从热辣的沙漠一下子穿越到百花盛放的山野, 时隔两年, 终于看到除了沙漠的黄和少得可怜的绿洲的绿之外的斑斓色彩, 心情蓦然随着香香甜甜的春天气息飞扬了起来。连平日里对这些景色漠不关心的季临,此刻也难得地显露出了几分愉悦, 更不必说八戒, 它甫一落地,就着方才的晕眩,如同一团醉酒的雪球在花丛中滚来滚去了。
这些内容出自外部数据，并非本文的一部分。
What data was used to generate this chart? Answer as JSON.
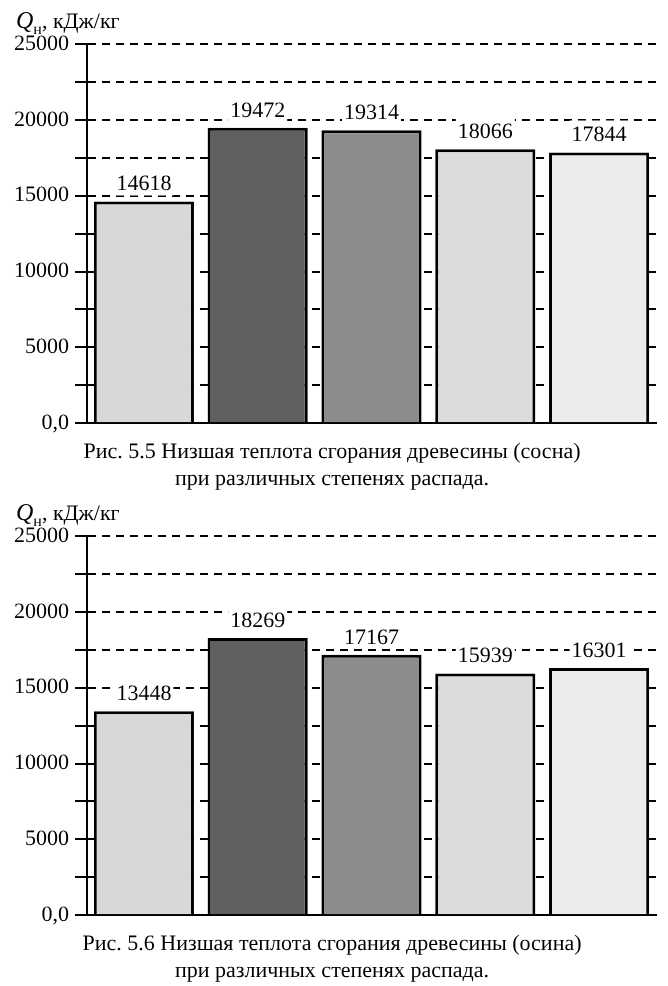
{
  "chart_data": [
    {
      "type": "bar",
      "title": "Рис. 5.5 Низшая теплота сгорания древесины (сосна)\nпри различных степенях распада.",
      "ylabel": "Q$_{н}$, кДж/кг",
      "categories": [
        null,
        null,
        null,
        null,
        null
      ],
      "values": [
        14618,
        19472,
        19314,
        18066,
        17844
      ],
      "colors": [
        "#d8d8d8",
        "#606060",
        "#8c8c8c",
        "#dcdcdc",
        "#ececec"
      ],
      "data_labels": true,
      "ylim": [
        0,
        25000
      ],
      "yticks": [
        {
          "value": 0,
          "label": "0,0"
        },
        {
          "value": 2500,
          "label": null
        },
        5000,
        {
          "value": 7500,
          "label": null
        },
        10000,
        {
          "value": 12500,
          "label": null
        },
        15000,
        {
          "value": 17500,
          "label": null
        },
        20000,
        {
          "value": 22500,
          "label": null
        },
        25000
      ],
      "grid": "y",
      "legend": false
    },
    {
      "type": "bar",
      "title": "Рис. 5.6 Низшая теплота сгорания древесины (осина)\nпри различных степенях распада.",
      "ylabel": "Q$_{н}$, кДж/кг",
      "categories": [
        null,
        null,
        null,
        null,
        null
      ],
      "values": [
        13448,
        18269,
        17167,
        15939,
        16301
      ],
      "colors": [
        "#d8d8d8",
        "#606060",
        "#8c8c8c",
        "#dcdcdc",
        "#ececec"
      ],
      "data_labels": true,
      "ylim": [
        0,
        25000
      ],
      "yticks": [
        {
          "value": 0,
          "label": "0,0"
        },
        {
          "value": 2500,
          "label": null
        },
        5000,
        {
          "value": 7500,
          "label": null
        },
        10000,
        {
          "value": 12500,
          "label": null
        },
        15000,
        {
          "value": 17500,
          "label": null
        },
        20000,
        {
          "value": 22500,
          "label": null
        },
        25000
      ],
      "grid": "y",
      "legend": false
    }
  ]
}
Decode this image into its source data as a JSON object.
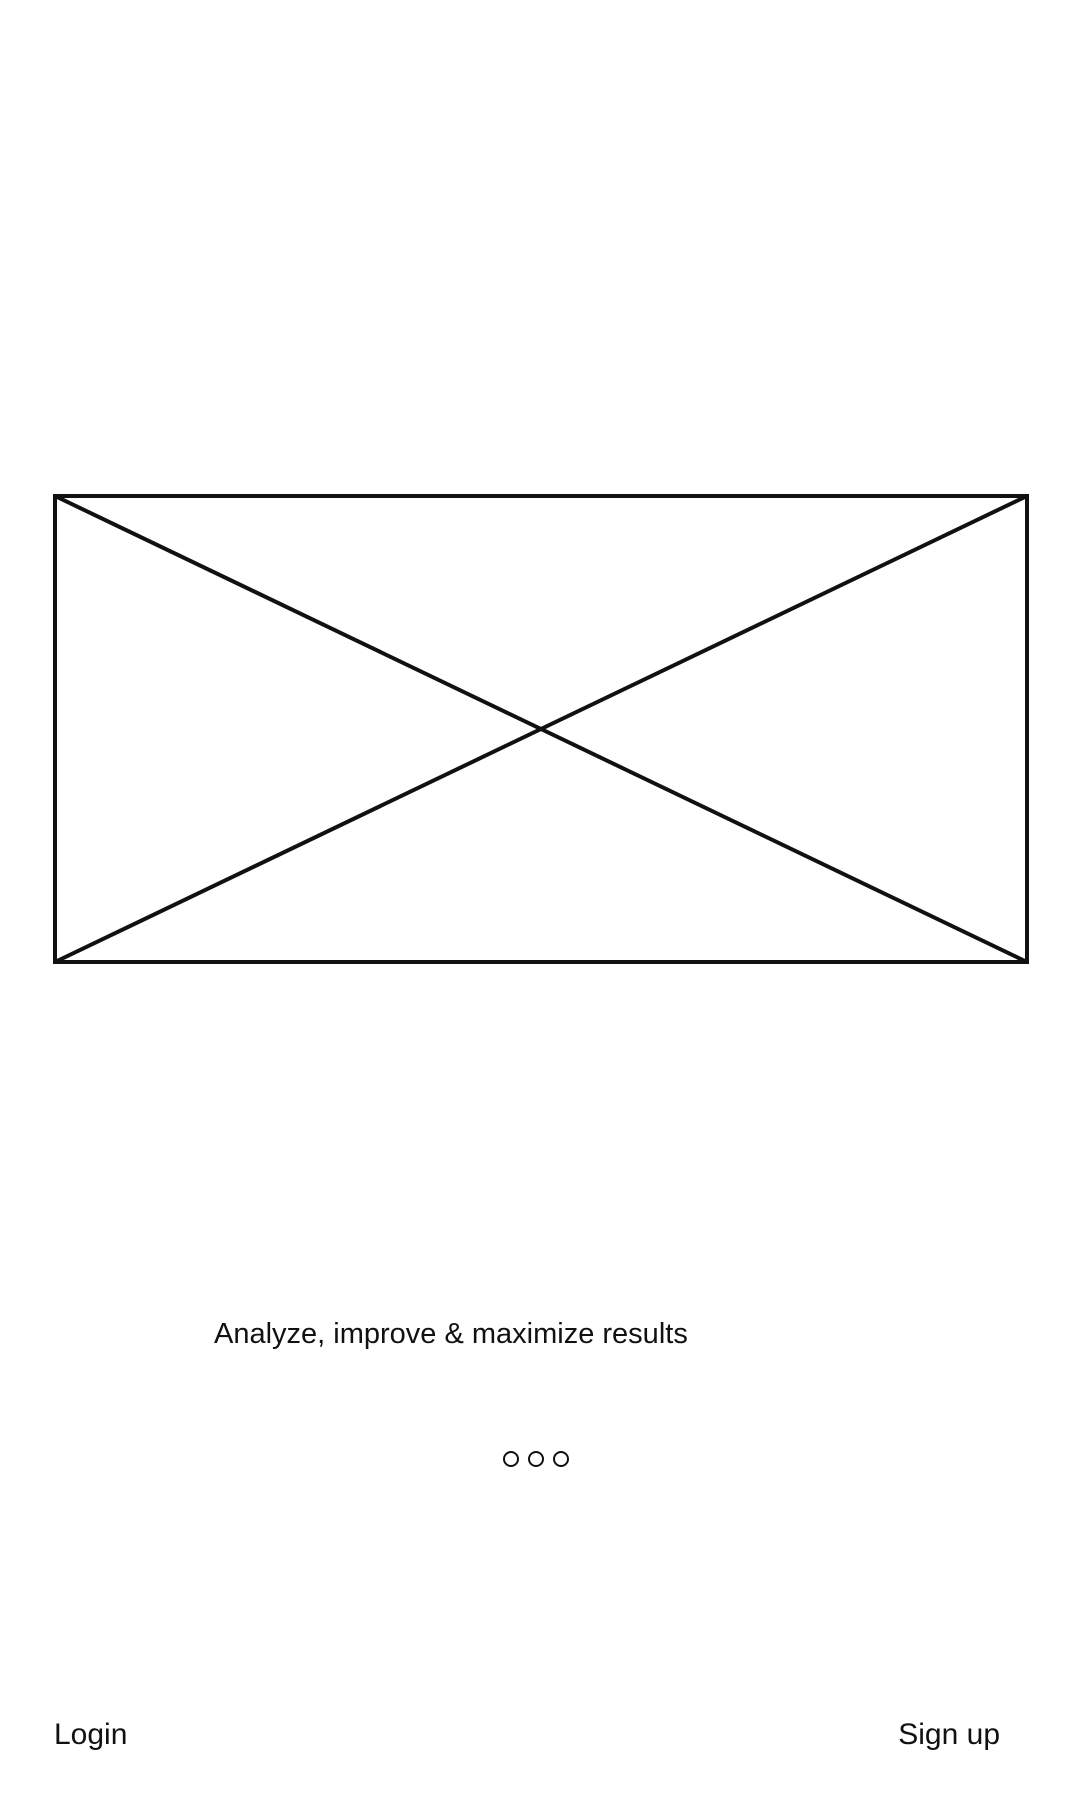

然而,慕织却愣愣地坐在地上一动不动,似乎还未从方才的晕眩中回过神来。
事实上, 那阵晕眩和黑暗并没有持续多久, 更没有遇到任何危险,顺利得让人不敢置信,仿佛做梦般,一闭眼,一睁眼, 就到了眼前这个如梦如幻的春天里。
慕织自然并不是还处于晕眩, 他只是在想着他的沙漠朋友,不,更确切地说, 他在想着自己——
真是神奇,此时他才猛然发现,在即将离开的瞬间他居然有了牵挂——这种陌生的情绪。
当初他穿越到修真界,忽然离开自己生活了二十余年的地方竟没有过多的伤感, 没有过多的遗憾,甚至仔细翻找了一遍竟没找到值得牵挂放不下的人,一颗心都是空空的,犹如破了个怎么也补不上的大洞。无论是对于他人还是对于自己,似乎他都是个可有可无的存在,没有他,也许他们会过得更好。
或许正因为这样,他才能果决抛掉前尘,快速地接受新的身份,成了修真者,成了师尊的小徒儿,成了师兄师姐的小师弟。没想到,短短的时间,如今的他早已不是从前那个如同行尸走肉的他。
“怎么了?”季临见他许久不动,完全不符合他平日的行事风格,他不该早就和八戒一起胡乱翻滚,或是兴奋得犹如一只飞出鸟笼的喜鹊叽叽喳喳吗?毕竟在沙漠时,他每隔几日就不停地在他耳边念叨外面的花花世界。
“嗯?”慕织愣愣地抬眸,缓缓道:“我在想响响,不知它在太阳升起后找不到我,会不会伤心?”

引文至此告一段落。